Friday, September 11, 2009

Love is the Higher Law


This is a remarkable book. Even, I think, for David Levithan, who has a history of remarkable books.

Some of you know that I take notes, of varying depth, while I read. Sometimes it's just notes on plot and character. Sometimes the notes consist of sentences that strike me as emblematic of the novel as a whole or are just beautifully written. In LOVE IS THE HIGHER LAW I took no notes on plot. I did however manage to copy out ONE WHOLE PAGE of the text into my notebook. I thought it would just be a couple sentences, but it ended up being pretty much the whole page (page 39, if you were wondering).

Anyway, I didn't read this because the eighth anniversary of 9/11 was coming up. I don't really need to relive that day - ever - I haven't read or watched anything dealing with the subject prior to this. I read it because it was David Levithan writing about 9/11. I know that Levithan is a New Yorker. And I trusted him as an author to deal with this subject with barefaced honesty, never pandering, never with any sense of self-importance or false heroism, or anything else that sullies that day.

Or something.

Love is the Higher Law follows three teenage New Yorkers through September 11, 2001 and beyond that to the marvel of living on.

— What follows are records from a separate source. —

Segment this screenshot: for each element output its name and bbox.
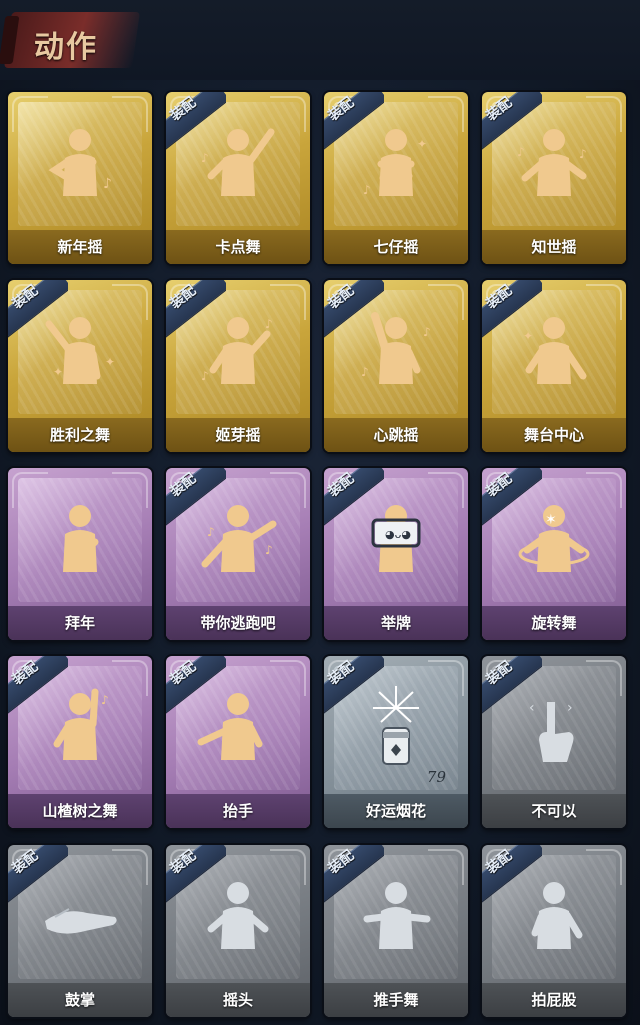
equipped-badge: 装配 <box>324 656 384 716</box>
svg-text:›: › <box>567 700 573 716</box>
emote-name: 七仔摇 <box>373 238 419 256</box>
emote-card[interactable]: ◕ᴗ◕ 举牌 装配 <box>324 468 468 640</box>
equipped-badge: 装配 <box>166 656 226 716</box>
svg-text:♪: ♪ <box>101 693 109 707</box>
emote-card[interactable]: ♪ 山楂树之舞 装配 <box>8 656 152 828</box>
emote-card[interactable]: ✦ ♪ 七仔摇 装配 <box>324 92 468 264</box>
equipped-badge: 装配 <box>324 468 384 528</box>
emote-card[interactable]: ♪ ♪ 姬芽摇 装配 <box>166 280 310 452</box>
equipped-badge: 装配 <box>166 845 226 905</box>
svg-text:♪: ♪ <box>363 183 371 197</box>
svg-text:♪: ♪ <box>361 365 369 379</box>
equipped-badge: 装配 <box>166 468 226 528</box>
emote-name: 知世摇 <box>531 238 577 256</box>
svg-text:♪: ♪ <box>103 176 112 192</box>
emote-name: 推手舞 <box>373 991 419 1009</box>
emote-name: 抬手 <box>222 802 253 820</box>
equipped-badge: 装配 <box>8 656 68 716</box>
emote-card[interactable]: ♪ ♪ 心跳摇 装配 <box>324 280 468 452</box>
emote-name: 舞台中心 <box>523 426 584 444</box>
emote-name: 姬芽摇 <box>215 426 261 444</box>
equipped-badge: 装配 <box>8 845 68 905</box>
emote-card[interactable]: ✦ ✦ 胜利之舞 装配 <box>8 280 152 452</box>
emote-name: 不可以 <box>531 802 577 820</box>
emote-card[interactable]: ✶ 旋转舞 装配 <box>482 468 626 640</box>
emote-name: 卡点舞 <box>215 238 261 256</box>
emote-card[interactable]: ‹ › 不可以 装配 <box>482 656 626 828</box>
emote-card[interactable]: 摇头 装配 <box>166 845 310 1017</box>
emote-name: 胜利之舞 <box>49 426 110 444</box>
emote-card[interactable]: 鼓掌 装配 <box>8 845 152 1017</box>
equipped-badge: 装配 <box>166 92 226 152</box>
emote-grid: ♪ 新年摇 ♪ 卡点舞 装配 ✦ ♪ 七仔摇 装配 ♪ ♪ 知世摇 装配 ✦ ✦… <box>0 0 640 1025</box>
equipped-badge: 装配 <box>482 92 542 152</box>
emote-card[interactable]: ♪ ♪ 带你逃跑吧 装配 <box>166 468 310 640</box>
svg-text:◕ᴗ◕: ◕ᴗ◕ <box>385 528 411 541</box>
svg-text:♪: ♪ <box>201 151 209 165</box>
emote-name: 好运烟花 <box>365 802 426 820</box>
emote-card[interactable]: 拍屁股 装配 <box>482 845 626 1017</box>
equipped-badge: 装配 <box>8 280 68 340</box>
equipped-badge: 装配 <box>166 280 226 340</box>
emote-name: 心跳摇 <box>373 426 419 444</box>
equipped-badge: 装配 <box>324 845 384 905</box>
emote-name: 鼓掌 <box>64 991 95 1009</box>
svg-text:✦: ✦ <box>53 365 63 379</box>
equipped-badge: 装配 <box>482 468 542 528</box>
emote-card[interactable]: 拜年 <box>8 468 152 640</box>
emote-card[interactable]: ♪ ♪ 知世摇 装配 <box>482 92 626 264</box>
svg-text:♪: ♪ <box>201 369 209 383</box>
emote-name: 新年摇 <box>57 238 103 256</box>
emote-name: 山楂树之舞 <box>42 802 118 820</box>
equipped-badge: 装配 <box>482 845 542 905</box>
svg-text:✦: ✦ <box>417 137 427 151</box>
emote-card[interactable]: 推手舞 装配 <box>324 845 468 1017</box>
svg-text:✦: ✦ <box>105 355 115 369</box>
emote-card[interactable]: ✦ 舞台中心 装配 <box>482 280 626 452</box>
emote-name: 带你逃跑吧 <box>200 614 276 632</box>
emote-card[interactable]: 抬手 装配 <box>166 656 310 828</box>
emote-name: 拜年 <box>64 614 95 632</box>
emote-name: 旋转舞 <box>531 614 577 632</box>
svg-text:♪: ♪ <box>423 325 431 339</box>
svg-text:♪: ♪ <box>265 543 273 557</box>
equipped-badge: 装配 <box>324 280 384 340</box>
dancer-clap-icon: ♪ <box>35 118 125 208</box>
emote-name: 摇头 <box>222 991 253 1009</box>
equipped-badge: 装配 <box>482 280 542 340</box>
item-count: 79 <box>426 768 446 786</box>
svg-text:♪: ♪ <box>265 317 273 331</box>
equipped-badge: 装配 <box>324 92 384 152</box>
emote-card[interactable]: ♪ 卡点舞 装配 <box>166 92 310 264</box>
emote-name: 拍屁股 <box>531 991 577 1009</box>
person-bow-icon <box>35 494 125 584</box>
equipped-badge: 装配 <box>482 656 542 716</box>
emote-card[interactable]: 好运烟花 装配 79 <box>324 656 468 828</box>
svg-text:✶: ✶ <box>545 512 557 528</box>
svg-text:♪: ♪ <box>579 147 587 161</box>
emote-name: 举牌 <box>380 614 411 632</box>
emote-card[interactable]: ♪ 新年摇 <box>8 92 152 264</box>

It follows how one day has lingering effects on their lives and what it meant to be a New Yorker, and a human, on that day.

It was beautiful from the first page. Each of the three voices were distinct and unique.

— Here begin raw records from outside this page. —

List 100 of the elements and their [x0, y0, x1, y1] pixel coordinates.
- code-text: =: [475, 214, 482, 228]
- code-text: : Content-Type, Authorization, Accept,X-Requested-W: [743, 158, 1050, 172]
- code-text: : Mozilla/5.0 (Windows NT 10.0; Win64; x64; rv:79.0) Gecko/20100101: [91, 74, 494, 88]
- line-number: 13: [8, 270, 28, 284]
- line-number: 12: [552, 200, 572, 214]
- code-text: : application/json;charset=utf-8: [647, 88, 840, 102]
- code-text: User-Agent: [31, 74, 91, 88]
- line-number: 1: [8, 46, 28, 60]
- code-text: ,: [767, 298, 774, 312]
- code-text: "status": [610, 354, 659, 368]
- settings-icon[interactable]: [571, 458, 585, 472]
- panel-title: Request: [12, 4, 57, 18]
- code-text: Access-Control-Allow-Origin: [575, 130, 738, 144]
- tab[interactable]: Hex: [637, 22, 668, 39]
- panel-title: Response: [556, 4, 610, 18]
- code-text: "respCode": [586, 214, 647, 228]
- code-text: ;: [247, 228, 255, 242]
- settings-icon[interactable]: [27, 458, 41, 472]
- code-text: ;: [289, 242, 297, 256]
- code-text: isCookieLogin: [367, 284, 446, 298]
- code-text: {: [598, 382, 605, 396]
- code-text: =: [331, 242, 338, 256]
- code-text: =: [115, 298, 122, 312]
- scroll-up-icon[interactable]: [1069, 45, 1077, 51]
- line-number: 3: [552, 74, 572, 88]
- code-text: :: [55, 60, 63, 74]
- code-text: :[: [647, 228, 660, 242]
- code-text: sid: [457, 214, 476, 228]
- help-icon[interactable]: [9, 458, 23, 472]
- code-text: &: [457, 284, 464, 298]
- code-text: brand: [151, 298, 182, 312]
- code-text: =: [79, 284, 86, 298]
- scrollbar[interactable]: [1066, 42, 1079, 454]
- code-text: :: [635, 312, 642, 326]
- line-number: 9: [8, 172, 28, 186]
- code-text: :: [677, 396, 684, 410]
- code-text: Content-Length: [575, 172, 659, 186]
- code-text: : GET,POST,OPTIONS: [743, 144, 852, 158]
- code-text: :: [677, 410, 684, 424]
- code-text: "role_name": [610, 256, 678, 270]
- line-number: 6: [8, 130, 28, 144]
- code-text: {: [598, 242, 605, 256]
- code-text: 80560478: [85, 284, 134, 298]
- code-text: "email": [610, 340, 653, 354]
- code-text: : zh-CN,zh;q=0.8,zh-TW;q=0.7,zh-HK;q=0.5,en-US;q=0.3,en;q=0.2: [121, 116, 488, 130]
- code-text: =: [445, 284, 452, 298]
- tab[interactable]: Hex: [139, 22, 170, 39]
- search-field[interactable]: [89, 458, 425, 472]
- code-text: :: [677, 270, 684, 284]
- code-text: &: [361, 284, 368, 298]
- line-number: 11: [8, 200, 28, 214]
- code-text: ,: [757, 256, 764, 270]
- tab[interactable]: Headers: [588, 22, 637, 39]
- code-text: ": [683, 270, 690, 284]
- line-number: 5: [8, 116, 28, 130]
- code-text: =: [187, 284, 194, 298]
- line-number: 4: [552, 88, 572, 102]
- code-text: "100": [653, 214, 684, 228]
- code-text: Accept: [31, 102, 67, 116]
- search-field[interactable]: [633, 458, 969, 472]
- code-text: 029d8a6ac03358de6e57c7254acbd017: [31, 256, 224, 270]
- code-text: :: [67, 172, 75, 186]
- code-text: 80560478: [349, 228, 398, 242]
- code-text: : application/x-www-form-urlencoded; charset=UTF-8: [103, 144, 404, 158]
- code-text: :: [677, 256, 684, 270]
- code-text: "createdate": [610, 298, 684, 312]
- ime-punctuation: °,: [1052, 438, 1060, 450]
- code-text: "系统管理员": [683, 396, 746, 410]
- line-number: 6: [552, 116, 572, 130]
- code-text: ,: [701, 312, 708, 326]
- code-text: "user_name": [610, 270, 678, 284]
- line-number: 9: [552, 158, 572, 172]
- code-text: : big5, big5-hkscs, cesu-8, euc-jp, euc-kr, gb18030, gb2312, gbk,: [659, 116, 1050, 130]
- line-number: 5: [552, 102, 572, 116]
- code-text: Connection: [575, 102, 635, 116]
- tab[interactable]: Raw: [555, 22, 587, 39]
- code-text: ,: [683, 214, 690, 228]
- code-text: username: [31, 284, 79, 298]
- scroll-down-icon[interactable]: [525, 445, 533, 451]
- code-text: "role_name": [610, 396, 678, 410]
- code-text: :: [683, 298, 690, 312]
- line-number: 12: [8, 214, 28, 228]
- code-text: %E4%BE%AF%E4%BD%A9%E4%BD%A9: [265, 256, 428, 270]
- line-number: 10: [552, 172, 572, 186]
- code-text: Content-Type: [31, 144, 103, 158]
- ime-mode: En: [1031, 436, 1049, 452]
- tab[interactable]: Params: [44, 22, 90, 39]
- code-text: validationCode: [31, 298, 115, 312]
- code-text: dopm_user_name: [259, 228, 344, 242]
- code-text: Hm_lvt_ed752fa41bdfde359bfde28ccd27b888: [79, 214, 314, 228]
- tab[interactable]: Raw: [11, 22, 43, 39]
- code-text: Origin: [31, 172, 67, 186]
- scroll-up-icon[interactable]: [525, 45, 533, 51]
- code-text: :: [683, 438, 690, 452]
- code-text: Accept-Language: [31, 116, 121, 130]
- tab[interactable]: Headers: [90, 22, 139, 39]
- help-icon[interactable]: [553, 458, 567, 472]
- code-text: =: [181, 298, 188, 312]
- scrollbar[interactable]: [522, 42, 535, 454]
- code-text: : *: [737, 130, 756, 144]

Claire started out the morning of 9/11 paranoid and worried over the what-ifs in life. It took a what-if she never expected to realize what life - and love - is.

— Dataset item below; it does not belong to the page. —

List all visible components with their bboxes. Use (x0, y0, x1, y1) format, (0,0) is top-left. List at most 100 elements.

Jasper began that day self-absorbed and self-important and deals with it by pushing everyone away.

Peter sees the world through the goggles of the truly music-obsessed, but is at a loss when the world drowns out his music.

These three teens who barely know each other before these events somehow eventually find each other in a masterful and utterly believable weaving of storyline. High school and college typically see teens grow and change, but those who came of age during this period had their transition sparked by one shared event, which makes them unique among recent generations. Levithan explores this thought with sensitivity.

Yes, I'm raving. And nominating it for my library's Mock Printz.

Here are some quotes:

Peter, p 39: "I know if I press play, the song will never be able to work for me again, because instead of the song playing under the moment, the moment will weigh on top of the song, and I am never going to want to remember this, I am never going to want to be here again, so I walk withougt anyone else's words in my ears, and all the music falls away from the world, because how can you have music on a day like today? Whitenoise is not the same as silence. White noise is different because you know white noise is deliberate, composed to cancel everything out. It is the opposite of music, and it is all that I can hear and all that I can imagine hearing right now. I keep going back to that first moment - seeing that black hole on the tower, seeing the site of the crash, that image, that one image is what I am picturing right now. That tower is our history, our lives, all the minutiae and security and hope. And that black hole is what I'm feeling. It will effect me in ways I can't even begin to get my mind around. This day is a dark crater. There is no room for songs. The songs are wrong. Every song is wrong. And I don't know what to do without music."

Claire, p 106: "I think that if you were somehow able to measure the weight of human kindness it would have weighed more on 9/11 than it ever had. On 9/11, all the hatred and murder could not compare with the weight of love, of bravery, of caring. I have to believe that. I honestly believe that. I think we saw the way humanity works on that day, and while some of it was horrifying, so much of it was good."

Jasper, p 125: "I went the whole day withought thinking about it...I didn't let the world in at all. or that day. Until, of course the end of the day, when i realized I had gone the whole day without thinking about it, and wondered what that meant."

Claire, p 111: "...you can't find a common humanity just because you have a common enemy. You have to find a common humanity because you believe that it's true."

2 comments:

tanita davis said...

Great minds, I reviewed this one today, too. Kind of a tough read, in some ways; in others, it was handled with care - those kid gloves you expect from D. Levithan.

Erin said...

I will definitely pick this up, now.